Дни тянулись еле-еле. Филлис и ее сестры я больше не видел. А с профессором раза два столкнулся на поле для гольфа. В такие дни сердечных мук может показаться, что гольф – не панацея для влюбленного в разлуке с любимой. С другой стороны, если человека постигла неудача в любви, отсюда еще не следует, что неудача будет постигать его и на поле для гольфа. Поначалу моя игра оставляла желать лучшего, но, пройдя две-три лунки, я обрел свою обычную форму, а она очень и очень недурна.
При наших случайных встречах между лунками професор держался точно так же, как тогда на пляже. Лишь скрупулезная имитация Абсолютного Незнакомства указывала, что он замечает мое присутствие.
Раза два после обеда, пока Укридж смаковал очередную из своих особых сигар, а миссис Укридж нянчила Эдвина (теперь вновь пребывавшего в человеческом обществе и здравом уме), я закуривал трубку и бродил по лугам в прохладе летнего вечера, пока не оказывался перед живой изгородью, скрывавшей угодья Деррика. Не той изгородью, сквозь которую я посетил их в первый раз, но другой – пониже и поближе к дому.
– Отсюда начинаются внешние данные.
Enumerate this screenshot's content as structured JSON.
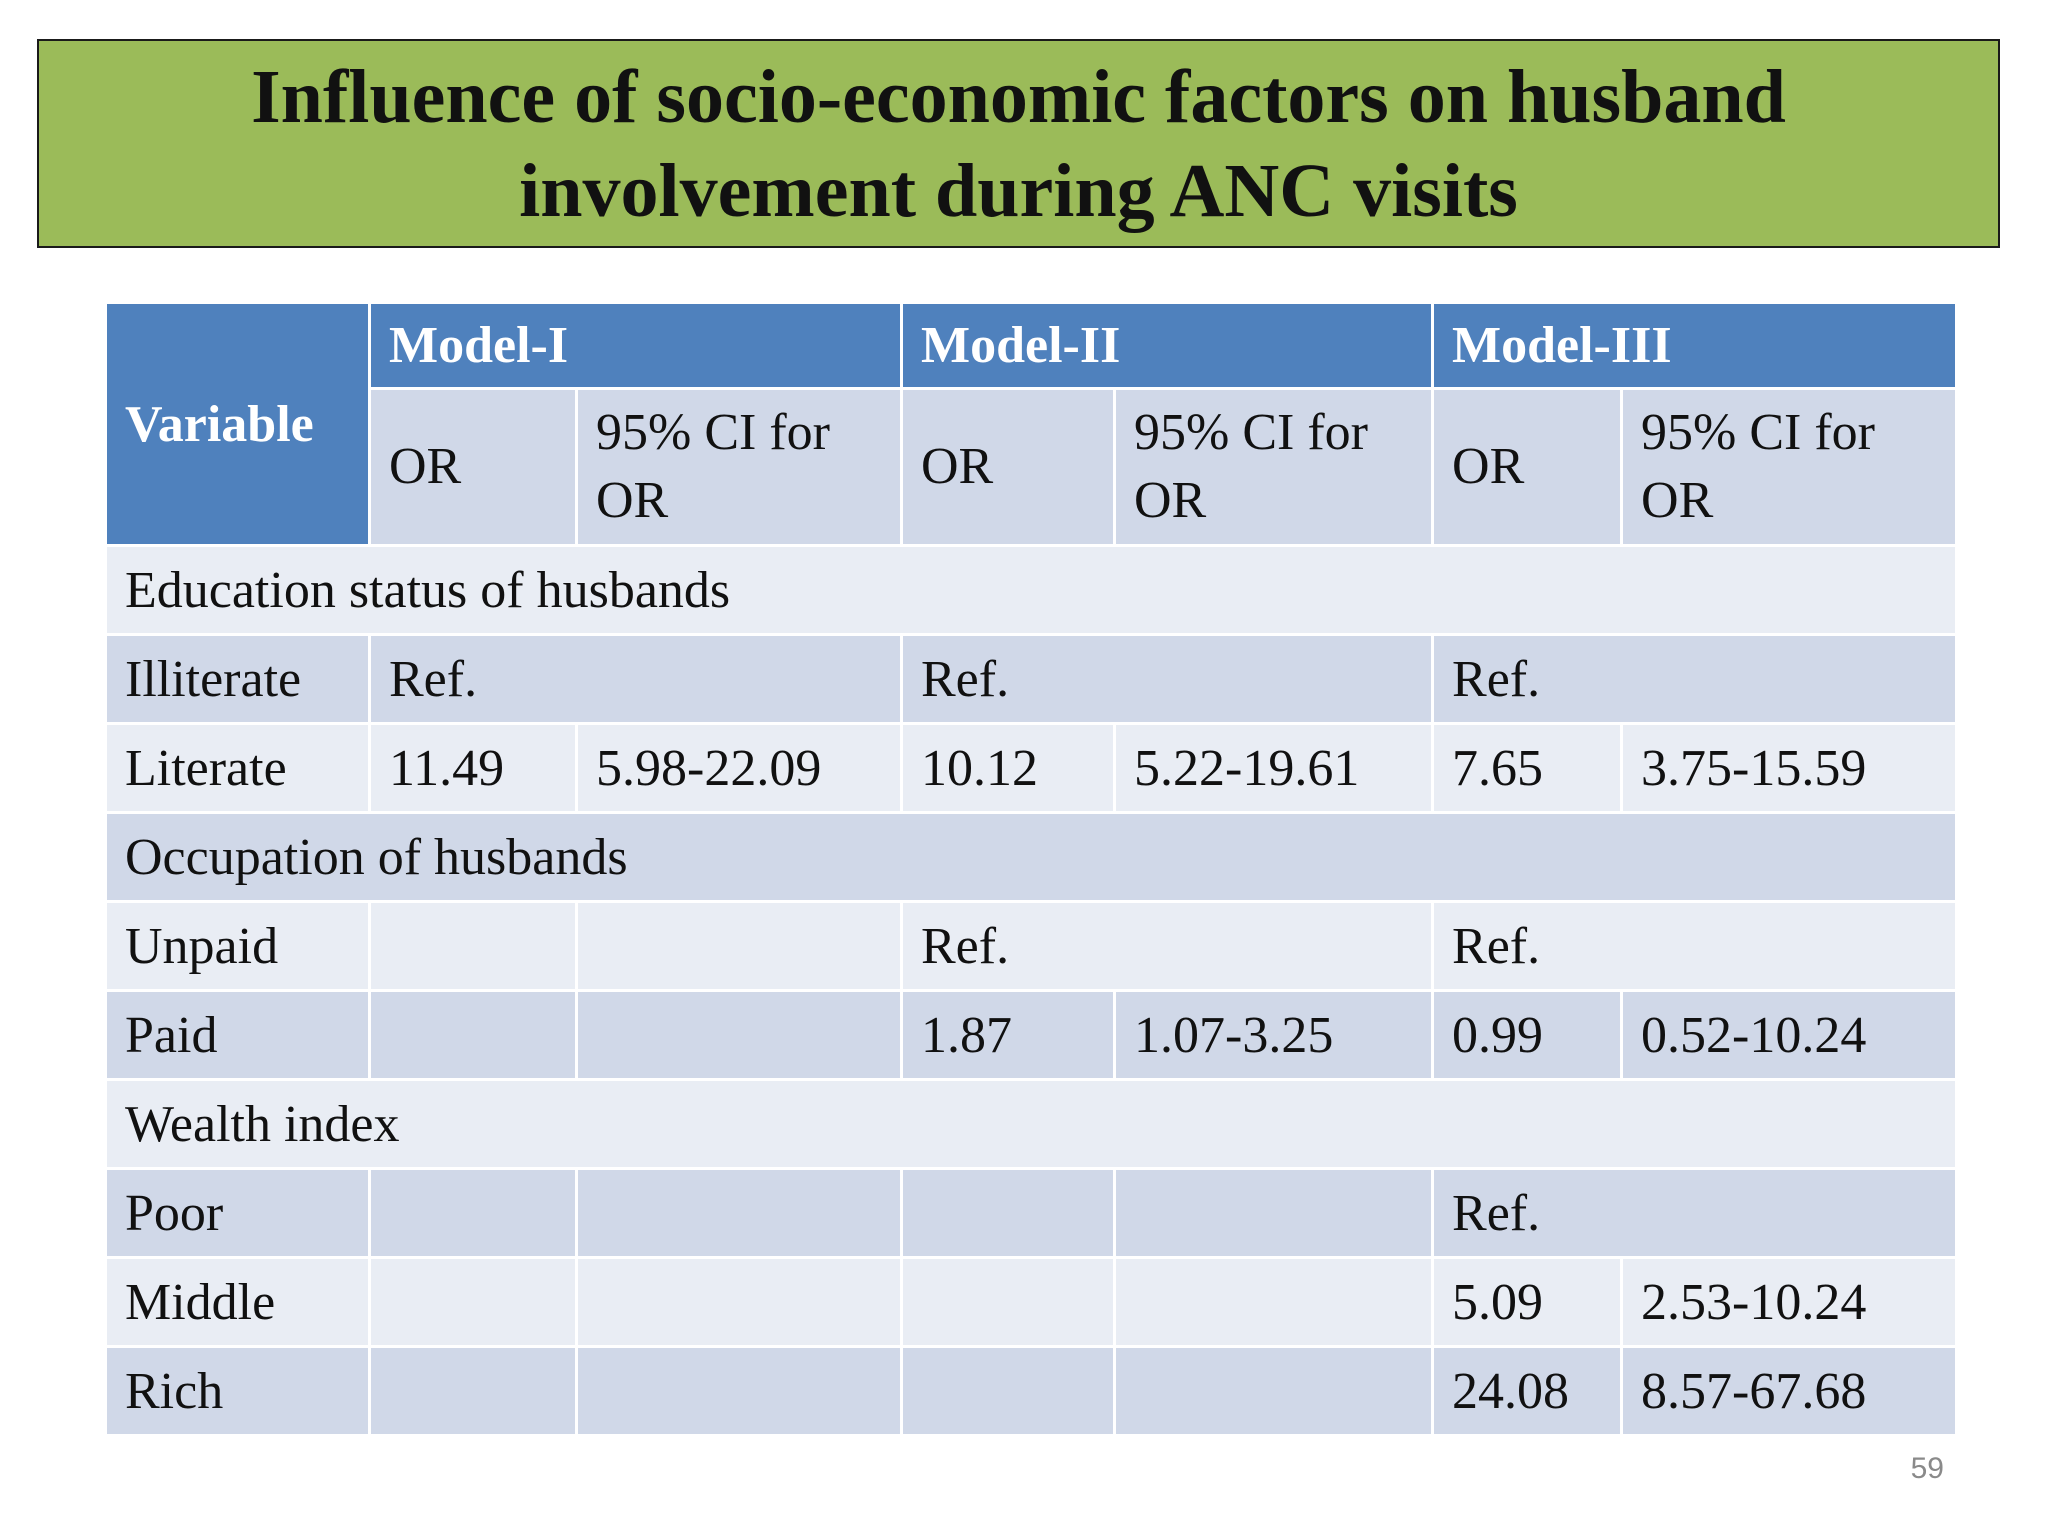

Стоя там в тени развесистого дерева, я созерцал освещенные окна гостиной. Обычно изнутри доносилась музыка, ибо окна были открыты по причине теплого вечера, и мне удавалось усугублять свою печаль, внимая пению Филлис. Это усиливало ощущение изгнания из рая.
Никогда не забуду эти тайные визиты. Глубокая вечерняя тишина, иногда нарушаемая шелестом трав или живой изгороди, аромат по ту ее сторону, далекий рокот моря.
Такие ночи белой тишины
Творит Господь, чтоб ты смотрел и слушал.
Обычно, когда я покидал свой тайный пост и отправлялся домой, с изумлением обнаруживая, что ноги меня не слушаются, а одежда намокла от росы, уже наступал следующий день.